After a human invoked disaster and then Hurricane Ike causing me to lose most everything I had of value twice in a five year period I approach life differently in general.
I am adopting a less hard-core version of the Buddhist "we become slaves to our possessions" philosophy. I've always believed in durable, simple, usable things, I use a cast iron skillet for about 75% of my cooking for example. I used to have a lot of books and physical media. I'm starting to use digital media, if I lose all of my physical belongings I can buy a new Kindle and get most of my books back, buy a new just about anything thanks to Google Play and have all of my music back, I would still be missing 95% of my movies, the prevalence UltraViolet and Amazon video being included with a bunch of my new disks will save a few of those. I've been ripping my disk and putting them on a local hard drive for years, I'm considering a "disk to digital" service so I don't have to worry about movies anymore. I've actually been giving my books away over the past couple of years and even reducing my tech junk laying about that I'm not using.

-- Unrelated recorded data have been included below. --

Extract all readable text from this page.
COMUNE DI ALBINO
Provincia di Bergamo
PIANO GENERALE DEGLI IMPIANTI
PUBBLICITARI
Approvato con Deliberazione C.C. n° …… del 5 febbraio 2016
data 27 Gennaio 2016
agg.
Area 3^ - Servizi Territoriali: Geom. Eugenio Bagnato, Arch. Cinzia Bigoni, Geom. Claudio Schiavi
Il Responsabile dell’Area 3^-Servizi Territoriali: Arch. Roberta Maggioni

After the theft and the flood I'm now expecting the fire. When it comes I want it to have minimal impact. I want to buy new clothes, a few electronic devices and continue on. "The cloud" is how I intend to make that happen. My data is my most valuable possession. I need to get my pictures uploaded somewhere - thanks for making me think of that.
Once I get to where I want to be data backup wise with the exception vehicles which have escaped the past disasters, $5,000 to $10,000 should be enough to get me everything I really want and need. I just got married last weekend to someone who does not share in my reduced physical goods philosophy - so my estimates are based on a few months ago thinking. (considering I adopted the mindset a couple of years after the last disaster I'm not setting a good enough example, I haven't been wiped out since Ike). We'll see where that takes us.